Looking at surrogate or intermediate outcomes makes trials shorter, smaller, and importantly, a lot cheaper. Instead of having to wait ten years to find out whether a drug has an effect, we can find out in a year. With the budget for health research getting ever smaller, it would be great if we could exchange patient relevant outcomes for equally valid surrogate outcomes. Whether that is possible is exactly what this new study is researching.
The researchers compared 84 trials using surrogate outcomes with 101 patient relevant trials published in six of the highest rates medical journals in 2005 and 2006. They found that trials using surrogate outcomes tend to find larger treatment effects: the drugs tested in these trials appeared to be about 47% more effective than trials using patient relevant outcomes. This was true over all the fields of epidemiological research they included, and couldn’t explained by any of the factors explored such as whether the size of the trial or whether it was funded by Big Pharma.
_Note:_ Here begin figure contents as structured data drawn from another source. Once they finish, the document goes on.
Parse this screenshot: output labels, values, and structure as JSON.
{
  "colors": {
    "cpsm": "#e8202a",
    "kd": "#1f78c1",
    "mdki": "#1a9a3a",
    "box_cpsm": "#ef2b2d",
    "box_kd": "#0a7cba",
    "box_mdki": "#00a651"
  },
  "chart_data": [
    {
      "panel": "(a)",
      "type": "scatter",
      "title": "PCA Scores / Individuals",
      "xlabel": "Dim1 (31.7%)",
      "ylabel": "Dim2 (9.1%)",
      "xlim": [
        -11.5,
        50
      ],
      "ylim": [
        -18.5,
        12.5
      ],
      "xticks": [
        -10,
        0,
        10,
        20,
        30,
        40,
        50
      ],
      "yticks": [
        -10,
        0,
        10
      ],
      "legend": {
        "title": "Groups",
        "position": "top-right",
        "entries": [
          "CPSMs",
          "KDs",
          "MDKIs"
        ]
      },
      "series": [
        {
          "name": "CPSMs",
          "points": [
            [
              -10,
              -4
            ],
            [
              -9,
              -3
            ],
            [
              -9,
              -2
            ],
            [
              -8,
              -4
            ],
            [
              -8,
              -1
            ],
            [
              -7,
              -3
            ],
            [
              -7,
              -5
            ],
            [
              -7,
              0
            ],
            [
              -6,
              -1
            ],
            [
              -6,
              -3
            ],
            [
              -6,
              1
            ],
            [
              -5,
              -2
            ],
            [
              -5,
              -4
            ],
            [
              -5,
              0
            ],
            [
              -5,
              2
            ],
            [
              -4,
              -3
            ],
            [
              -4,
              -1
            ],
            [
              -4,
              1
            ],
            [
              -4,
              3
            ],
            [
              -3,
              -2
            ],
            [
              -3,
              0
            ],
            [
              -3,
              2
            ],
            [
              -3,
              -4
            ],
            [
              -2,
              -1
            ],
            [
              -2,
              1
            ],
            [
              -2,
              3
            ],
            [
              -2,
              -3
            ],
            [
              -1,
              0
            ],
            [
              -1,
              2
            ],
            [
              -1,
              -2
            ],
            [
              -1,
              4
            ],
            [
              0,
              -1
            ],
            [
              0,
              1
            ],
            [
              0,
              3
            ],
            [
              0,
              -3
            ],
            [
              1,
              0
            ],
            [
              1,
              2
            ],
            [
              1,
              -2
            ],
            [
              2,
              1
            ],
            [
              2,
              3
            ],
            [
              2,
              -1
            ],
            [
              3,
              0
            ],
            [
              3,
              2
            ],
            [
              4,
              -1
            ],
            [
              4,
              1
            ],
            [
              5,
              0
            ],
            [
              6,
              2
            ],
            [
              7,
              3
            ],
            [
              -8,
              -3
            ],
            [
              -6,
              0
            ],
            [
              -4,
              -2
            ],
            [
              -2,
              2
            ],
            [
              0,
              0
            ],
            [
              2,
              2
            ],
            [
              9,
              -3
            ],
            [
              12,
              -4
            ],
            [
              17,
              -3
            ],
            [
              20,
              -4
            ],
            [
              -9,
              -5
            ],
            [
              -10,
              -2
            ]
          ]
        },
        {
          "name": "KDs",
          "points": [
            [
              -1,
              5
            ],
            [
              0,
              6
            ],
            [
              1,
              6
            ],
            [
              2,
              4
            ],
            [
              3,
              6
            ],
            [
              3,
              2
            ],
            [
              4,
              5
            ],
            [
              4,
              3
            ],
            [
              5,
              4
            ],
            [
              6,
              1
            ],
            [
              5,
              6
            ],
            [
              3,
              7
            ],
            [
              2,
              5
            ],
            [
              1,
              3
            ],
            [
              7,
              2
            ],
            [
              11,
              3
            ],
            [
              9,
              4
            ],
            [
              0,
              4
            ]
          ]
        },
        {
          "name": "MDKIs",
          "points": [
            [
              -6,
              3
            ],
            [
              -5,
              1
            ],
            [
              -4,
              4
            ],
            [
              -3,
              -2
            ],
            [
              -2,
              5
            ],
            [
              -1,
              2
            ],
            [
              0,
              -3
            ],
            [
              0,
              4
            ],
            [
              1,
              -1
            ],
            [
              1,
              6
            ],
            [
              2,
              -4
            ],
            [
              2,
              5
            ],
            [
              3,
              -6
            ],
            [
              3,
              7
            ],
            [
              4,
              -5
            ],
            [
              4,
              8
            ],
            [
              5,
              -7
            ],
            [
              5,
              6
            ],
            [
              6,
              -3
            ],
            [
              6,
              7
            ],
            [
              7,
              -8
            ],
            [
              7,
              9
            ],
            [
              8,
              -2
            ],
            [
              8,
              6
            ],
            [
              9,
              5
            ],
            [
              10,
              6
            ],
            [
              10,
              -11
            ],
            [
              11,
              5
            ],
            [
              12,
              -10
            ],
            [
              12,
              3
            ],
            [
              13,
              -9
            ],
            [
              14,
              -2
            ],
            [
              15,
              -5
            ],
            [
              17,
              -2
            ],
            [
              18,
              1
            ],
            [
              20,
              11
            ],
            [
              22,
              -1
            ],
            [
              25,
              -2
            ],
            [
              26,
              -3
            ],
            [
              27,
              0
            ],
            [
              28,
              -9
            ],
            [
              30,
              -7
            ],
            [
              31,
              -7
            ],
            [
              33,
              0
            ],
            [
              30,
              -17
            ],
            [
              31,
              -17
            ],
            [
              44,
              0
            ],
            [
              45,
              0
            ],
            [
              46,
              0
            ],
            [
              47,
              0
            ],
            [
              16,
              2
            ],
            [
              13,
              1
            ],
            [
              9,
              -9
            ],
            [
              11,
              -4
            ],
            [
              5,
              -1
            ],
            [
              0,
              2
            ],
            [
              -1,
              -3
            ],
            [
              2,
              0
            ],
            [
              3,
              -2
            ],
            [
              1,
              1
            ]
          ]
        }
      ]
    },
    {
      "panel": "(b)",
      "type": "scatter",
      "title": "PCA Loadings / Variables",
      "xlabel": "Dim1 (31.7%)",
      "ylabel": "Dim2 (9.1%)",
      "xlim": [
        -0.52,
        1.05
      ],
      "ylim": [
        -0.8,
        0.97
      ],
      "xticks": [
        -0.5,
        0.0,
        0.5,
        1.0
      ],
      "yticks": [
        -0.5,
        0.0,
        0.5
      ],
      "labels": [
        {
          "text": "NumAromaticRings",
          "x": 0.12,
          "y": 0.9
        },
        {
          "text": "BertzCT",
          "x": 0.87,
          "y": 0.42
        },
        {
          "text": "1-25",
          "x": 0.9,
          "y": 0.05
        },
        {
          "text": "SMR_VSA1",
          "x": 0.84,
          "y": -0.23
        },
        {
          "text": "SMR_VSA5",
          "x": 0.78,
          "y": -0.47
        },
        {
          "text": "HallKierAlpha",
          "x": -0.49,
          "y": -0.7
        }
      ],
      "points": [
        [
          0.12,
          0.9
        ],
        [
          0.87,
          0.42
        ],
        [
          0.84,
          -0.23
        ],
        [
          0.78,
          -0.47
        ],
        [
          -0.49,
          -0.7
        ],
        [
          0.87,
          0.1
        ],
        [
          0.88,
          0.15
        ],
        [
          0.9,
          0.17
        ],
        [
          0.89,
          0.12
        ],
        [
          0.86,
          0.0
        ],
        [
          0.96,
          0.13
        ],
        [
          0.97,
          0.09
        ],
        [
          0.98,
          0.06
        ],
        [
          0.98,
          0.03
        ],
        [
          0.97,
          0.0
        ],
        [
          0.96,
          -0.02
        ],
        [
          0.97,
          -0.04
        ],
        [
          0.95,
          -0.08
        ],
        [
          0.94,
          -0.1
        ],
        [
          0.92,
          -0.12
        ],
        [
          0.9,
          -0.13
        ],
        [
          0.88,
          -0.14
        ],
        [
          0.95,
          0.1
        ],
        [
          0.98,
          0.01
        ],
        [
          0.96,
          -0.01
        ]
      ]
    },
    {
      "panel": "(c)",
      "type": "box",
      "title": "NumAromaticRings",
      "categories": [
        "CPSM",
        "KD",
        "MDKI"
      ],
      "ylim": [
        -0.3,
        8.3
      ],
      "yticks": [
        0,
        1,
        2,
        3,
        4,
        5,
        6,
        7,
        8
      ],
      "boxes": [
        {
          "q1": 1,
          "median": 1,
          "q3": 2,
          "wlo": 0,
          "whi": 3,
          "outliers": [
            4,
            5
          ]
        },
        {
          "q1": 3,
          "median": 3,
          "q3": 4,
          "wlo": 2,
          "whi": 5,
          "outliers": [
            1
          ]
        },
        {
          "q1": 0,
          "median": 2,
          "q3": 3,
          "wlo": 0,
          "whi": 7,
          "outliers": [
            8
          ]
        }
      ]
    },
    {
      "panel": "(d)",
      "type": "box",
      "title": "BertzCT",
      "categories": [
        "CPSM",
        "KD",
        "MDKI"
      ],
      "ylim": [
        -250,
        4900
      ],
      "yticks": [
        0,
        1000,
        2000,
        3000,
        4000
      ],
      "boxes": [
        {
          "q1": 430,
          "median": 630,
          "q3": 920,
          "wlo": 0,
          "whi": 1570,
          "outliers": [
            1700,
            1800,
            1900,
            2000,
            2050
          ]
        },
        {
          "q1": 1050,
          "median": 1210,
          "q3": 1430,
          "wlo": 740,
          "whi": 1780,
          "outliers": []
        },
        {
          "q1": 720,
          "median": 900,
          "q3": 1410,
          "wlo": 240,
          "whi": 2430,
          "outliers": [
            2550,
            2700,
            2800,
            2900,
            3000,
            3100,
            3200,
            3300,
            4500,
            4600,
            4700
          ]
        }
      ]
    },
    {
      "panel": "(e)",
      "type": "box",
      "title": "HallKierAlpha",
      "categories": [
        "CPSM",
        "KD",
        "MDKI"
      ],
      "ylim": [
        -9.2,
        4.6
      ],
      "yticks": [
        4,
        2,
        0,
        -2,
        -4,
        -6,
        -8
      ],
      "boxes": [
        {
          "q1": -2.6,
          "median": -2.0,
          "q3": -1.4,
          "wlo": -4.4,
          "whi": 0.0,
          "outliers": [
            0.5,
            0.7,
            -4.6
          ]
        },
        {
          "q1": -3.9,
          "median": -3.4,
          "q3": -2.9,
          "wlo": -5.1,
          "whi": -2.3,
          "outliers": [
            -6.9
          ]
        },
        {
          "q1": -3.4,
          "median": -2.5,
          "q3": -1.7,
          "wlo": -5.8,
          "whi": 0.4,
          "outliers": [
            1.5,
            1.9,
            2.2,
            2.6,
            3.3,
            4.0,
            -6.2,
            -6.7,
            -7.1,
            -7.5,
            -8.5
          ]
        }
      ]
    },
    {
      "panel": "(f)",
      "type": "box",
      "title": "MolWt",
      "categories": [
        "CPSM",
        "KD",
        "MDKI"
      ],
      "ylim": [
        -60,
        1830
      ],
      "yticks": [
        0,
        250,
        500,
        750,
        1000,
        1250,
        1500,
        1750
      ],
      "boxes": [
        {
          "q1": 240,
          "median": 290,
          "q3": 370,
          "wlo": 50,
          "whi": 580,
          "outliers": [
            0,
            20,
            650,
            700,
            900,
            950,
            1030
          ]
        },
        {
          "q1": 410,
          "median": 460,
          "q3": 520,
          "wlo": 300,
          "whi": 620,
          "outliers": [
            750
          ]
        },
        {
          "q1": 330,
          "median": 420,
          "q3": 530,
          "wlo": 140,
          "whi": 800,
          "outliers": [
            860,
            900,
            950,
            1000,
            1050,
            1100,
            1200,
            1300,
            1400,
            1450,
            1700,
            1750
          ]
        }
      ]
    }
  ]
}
So why does this matter? Although trials using either type of outcome found different effect sizes, they still came to the same overall conclusion: either the drug worked or it didn’t. Other studies have found the same for other drugs that got licensed based on (mainly) data on surrogate outcomes. Unfortunately, the opposite has also happened. A drug for non-small cell lung cancer (a particular type of lung cancer), Gefitinib, was licensed by the FDA based on surrogate outcomes. When the data on patient relevant outcomes became available (whether the drug makes people live longer in this case), it turned out that it didn’t work.
As the paper concludes, policy makers and regulators should be cautious when the only data available on a new drug is on surrogate outcomes, as it could turn out that the drug they’re trying to evaluate is a lot less effective than the research seems to imply. And in rare cases, it might even not work at all.